Dampak pernikahan anak sangat serius. UNICEF mencatat komplikasi kehamilan dan persalinan menjadi penyebab kematian tertinggi kedua bagi perempuan usia 15-19 tahun. Anak perempuan yang menikah dini juga empat kali lebih mungkin tidak menyelesaikan pendidikan menengah dan lebih rentan mengalami kekerasan dalam rumah tangga (KDRT).
Staf Ahli Menteri PPPA Bidang Penanggulangan Kemiskinan Titi Eko Rahayu menyebut pernikahan anak sebagai ancaman nyata terhadap masa depan anak-anak.
"Tidak hanya memberikan dampak secara fisik dan psikis bagi anak-anak, perkawinan di usia anak juga dapat memperparah angka kemiskinan, stunting, putus sekolah hingga ancaman kanker serviks/kanker rahim pada anak," ujar Titi, Jumat (27/1).
Pemerintah sendiri telah mengubah batas minimal usia menikah bagi perempuan dari usia 16 tahun yang tercantum pada Undang-Undang (UU) Nomor 1 tahun 1974 tentang Perkawinan, menjadi minimal 19 tahun pada UU Nomor 16 tahun 2019 tentang Perubahan Atas UU Nomor 1 Tahun 1974 tentang Perkawinan. Namun realitanya, praktik dispensasi nikah masih marak.
Di sisi lain, ada wilayah yang cukup berhasil menekan angka pernikahan anak, seperti Kabupaten Maros, Sulawesi Selatan. Bupati Maros, HAS Chaidir Syam mengungkapkan bahwa lewat Perda Kabupaten Layak Anak yang diterbitkan sejak 2017, serta program Desa Ramah Perempuan dan Peduli Anak (DRPPA), jumlah pengajuan dispensasi perkawinan menurun drastis.
Chaidir mengatakan pemkab juga berhasil menekan angka pernikahan anak. Data Dispensasi Perkawinan di Kabupaten Maros mengalami penurunan drastis, pada tahun 2019 mencapai angka 188, Angka tersebut turun di 2021 sebanyak 71, hingga tersisa 10 pengajuan dispensasi di tahun 2022.

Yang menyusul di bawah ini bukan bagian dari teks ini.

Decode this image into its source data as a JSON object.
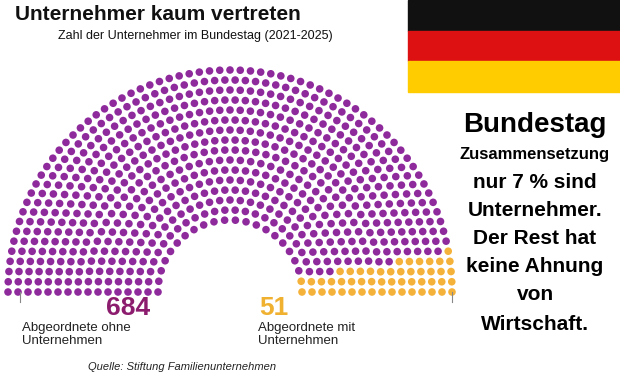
{
  "chart_data": {
    "type": "parliament",
    "title": "Unternehmer kaum vertreten",
    "subtitle": "Zahl der Unternehmer im Bundestag (2021-2025)",
    "series": [
      {
        "name": "Abgeordnete ohne Unternehmen",
        "value": 684,
        "color": "#8e2a9c"
      },
      {
        "name": "Abgeordnete mit Unternehmen",
        "value": 51,
        "color": "#f5b23a"
      }
    ],
    "value_label_colors": [
      "#8c1d6e",
      "#f0b030"
    ],
    "data_labels": true,
    "source": "Quelle: Stiftung Familienunternehmen",
    "annotations": [
      "Bundestag",
      "Zusammensetzung",
      "nur 7 % sind",
      "Unternehmer.",
      "Der Rest hat",
      "keine Ahnung",
      "von",
      "Wirtschaft."
    ]
  }
}
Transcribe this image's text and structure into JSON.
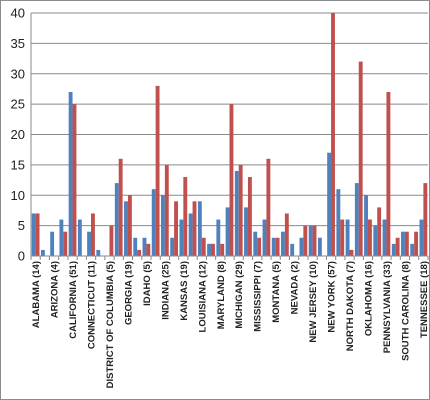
{
  "chart_data": {
    "type": "bar",
    "title": "",
    "xlabel": "",
    "ylabel": "",
    "ylim": [
      0,
      40
    ],
    "yticks": [
      0,
      5,
      10,
      15,
      20,
      25,
      30,
      35,
      40
    ],
    "grid": true,
    "legend": "none",
    "colors": {
      "series_a": "#4f81bd",
      "series_b": "#c0504d"
    },
    "categories": [
      "ALABAMA (14)",
      "",
      "ARIZONA (4)",
      "",
      "CALIFORNIA (51)",
      "",
      "CONNECTICUT (11)",
      "",
      "DISTRICT OF COLUMBIA (5)",
      "",
      "GEORGIA (19)",
      "",
      "IDAHO (5)",
      "",
      "INDIANA (25)",
      "",
      "KANSAS (19)",
      "",
      "LOUISIANA (12)",
      "",
      "MARYLAND (8)",
      "",
      "MICHIGAN (29)",
      "",
      "MISSISSIPPI (7)",
      "",
      "MONTANA (5)",
      "",
      "NEVADA (2)",
      "",
      "NEW JERSEY (10)",
      "",
      "NEW YORK (57)",
      "",
      "NORTH DAKOTA (7)",
      "",
      "OKLAHOMA (16)",
      "",
      "PENNSYLVANIA (33)",
      "",
      "SOUTH CAROLINA (8)",
      "",
      "TENNESSEE (18)"
    ],
    "series": [
      {
        "values": [
          7,
          1,
          4,
          6,
          27,
          6,
          4,
          1,
          0,
          12,
          9,
          3,
          3,
          11,
          10,
          3,
          6,
          7,
          9,
          2,
          6,
          8,
          14,
          8,
          4,
          6,
          3,
          4,
          2,
          3,
          5,
          3,
          17,
          11,
          6,
          12,
          10,
          5,
          6,
          2,
          4,
          2,
          6
        ]
      },
      {
        "values": [
          7,
          0,
          0,
          4,
          25,
          0,
          7,
          0,
          5,
          16,
          10,
          1,
          2,
          28,
          15,
          9,
          13,
          9,
          3,
          2,
          2,
          25,
          15,
          13,
          3,
          16,
          3,
          7,
          0,
          5,
          5,
          0,
          40,
          6,
          1,
          32,
          6,
          8,
          27,
          3,
          4,
          4,
          12
        ]
      }
    ]
  }
}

Maros juga mengembangkan sekolah ramah anak dan ruang bermain ramah anak untuk mendukung tumbuh kembang anak secara holistik. Strategi Daerah (Strada) yang mengacu pada Strategi Nasional Pencegahan Perkawinan Anak (Stranas PPA) juga diterapkan.
"Sebab situasi atau penyebab perkawinan anak berbeda tiap wilayahnya, maka kami di Maros telah menyusun Strategi Daerah (Strada) PPA dengan mengacu pada stranas, sehingga penurunan angka perkawinan anak dapat turun dengan cepat, terbukti data dispensasi kita yang terakhir alhamdulillah tersisa 10," kata Chaidir.

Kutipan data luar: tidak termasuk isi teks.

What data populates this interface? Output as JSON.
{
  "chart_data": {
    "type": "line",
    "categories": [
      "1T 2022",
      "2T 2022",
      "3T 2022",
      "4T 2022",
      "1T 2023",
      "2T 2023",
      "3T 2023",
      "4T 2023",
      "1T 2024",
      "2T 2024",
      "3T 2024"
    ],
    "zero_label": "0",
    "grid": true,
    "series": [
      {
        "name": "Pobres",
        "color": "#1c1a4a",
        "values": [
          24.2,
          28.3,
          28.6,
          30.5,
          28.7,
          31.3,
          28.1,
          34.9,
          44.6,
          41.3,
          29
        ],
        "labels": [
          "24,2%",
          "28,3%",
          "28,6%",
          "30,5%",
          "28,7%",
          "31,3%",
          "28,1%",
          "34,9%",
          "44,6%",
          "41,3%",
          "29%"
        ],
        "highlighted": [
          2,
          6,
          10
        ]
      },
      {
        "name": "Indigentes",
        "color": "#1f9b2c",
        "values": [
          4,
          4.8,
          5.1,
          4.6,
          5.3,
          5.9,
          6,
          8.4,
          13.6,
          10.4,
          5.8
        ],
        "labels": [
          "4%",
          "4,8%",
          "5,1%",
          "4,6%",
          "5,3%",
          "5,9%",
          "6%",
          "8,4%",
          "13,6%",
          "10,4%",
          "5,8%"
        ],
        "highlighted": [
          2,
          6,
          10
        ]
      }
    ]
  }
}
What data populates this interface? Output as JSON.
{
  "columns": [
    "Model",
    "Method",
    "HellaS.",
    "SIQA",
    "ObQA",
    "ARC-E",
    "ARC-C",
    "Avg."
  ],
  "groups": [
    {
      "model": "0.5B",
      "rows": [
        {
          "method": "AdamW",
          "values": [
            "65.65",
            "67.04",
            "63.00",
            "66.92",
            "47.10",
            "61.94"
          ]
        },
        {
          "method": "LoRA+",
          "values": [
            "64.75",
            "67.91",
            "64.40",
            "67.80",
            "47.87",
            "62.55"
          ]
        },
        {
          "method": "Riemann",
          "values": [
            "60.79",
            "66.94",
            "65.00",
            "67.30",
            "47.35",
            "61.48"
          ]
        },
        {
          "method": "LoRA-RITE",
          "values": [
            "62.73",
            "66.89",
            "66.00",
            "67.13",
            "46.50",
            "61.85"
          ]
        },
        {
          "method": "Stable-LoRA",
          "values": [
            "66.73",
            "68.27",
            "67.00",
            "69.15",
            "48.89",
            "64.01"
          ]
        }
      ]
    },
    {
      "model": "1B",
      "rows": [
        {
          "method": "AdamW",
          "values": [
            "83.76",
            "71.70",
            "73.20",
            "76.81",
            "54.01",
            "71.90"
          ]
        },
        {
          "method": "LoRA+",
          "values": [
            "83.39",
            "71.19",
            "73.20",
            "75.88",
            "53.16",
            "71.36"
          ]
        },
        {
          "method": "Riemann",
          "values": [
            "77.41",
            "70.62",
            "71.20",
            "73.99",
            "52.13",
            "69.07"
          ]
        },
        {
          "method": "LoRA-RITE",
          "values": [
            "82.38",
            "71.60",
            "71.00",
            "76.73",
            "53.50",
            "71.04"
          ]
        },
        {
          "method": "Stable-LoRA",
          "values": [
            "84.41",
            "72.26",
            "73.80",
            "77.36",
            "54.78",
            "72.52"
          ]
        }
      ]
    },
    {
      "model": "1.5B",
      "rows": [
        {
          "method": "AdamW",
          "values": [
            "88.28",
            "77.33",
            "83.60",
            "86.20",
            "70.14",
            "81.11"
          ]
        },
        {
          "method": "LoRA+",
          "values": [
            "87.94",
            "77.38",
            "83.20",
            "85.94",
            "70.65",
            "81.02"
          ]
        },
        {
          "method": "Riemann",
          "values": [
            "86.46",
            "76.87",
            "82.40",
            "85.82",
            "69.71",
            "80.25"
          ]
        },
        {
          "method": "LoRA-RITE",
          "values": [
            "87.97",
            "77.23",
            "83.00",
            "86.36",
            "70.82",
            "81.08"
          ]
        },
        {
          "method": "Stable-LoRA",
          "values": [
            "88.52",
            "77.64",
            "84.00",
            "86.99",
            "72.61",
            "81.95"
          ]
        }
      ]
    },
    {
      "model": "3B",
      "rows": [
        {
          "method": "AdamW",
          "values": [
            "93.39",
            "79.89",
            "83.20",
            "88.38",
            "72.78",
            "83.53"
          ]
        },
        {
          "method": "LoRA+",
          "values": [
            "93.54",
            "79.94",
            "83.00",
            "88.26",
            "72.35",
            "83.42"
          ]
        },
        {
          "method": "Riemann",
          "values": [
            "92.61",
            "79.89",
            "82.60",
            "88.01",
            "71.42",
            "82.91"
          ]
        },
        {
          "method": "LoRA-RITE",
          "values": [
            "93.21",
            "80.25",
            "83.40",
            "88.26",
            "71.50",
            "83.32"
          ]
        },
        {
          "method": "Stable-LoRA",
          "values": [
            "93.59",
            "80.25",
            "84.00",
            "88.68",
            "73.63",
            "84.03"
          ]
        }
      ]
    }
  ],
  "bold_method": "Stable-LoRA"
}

Secara nasional, Indonesia menargetkan penurunan angka pernikahan anak sesuai dengan tujuan pembangunan berkelanjutan (SDGs) menjadi 6,94 persen. Lima strategi utama yang disusun dalam Stranas PPA mencakup optimalisasi kapasitas anak, lingkungan yang mendukung pencegahan perkawinan anak, aksesibilitas dan perluasan layanan, penguatan regulasi dan kelembagaan, serta penguatan koordinasi pemangku kepentingan.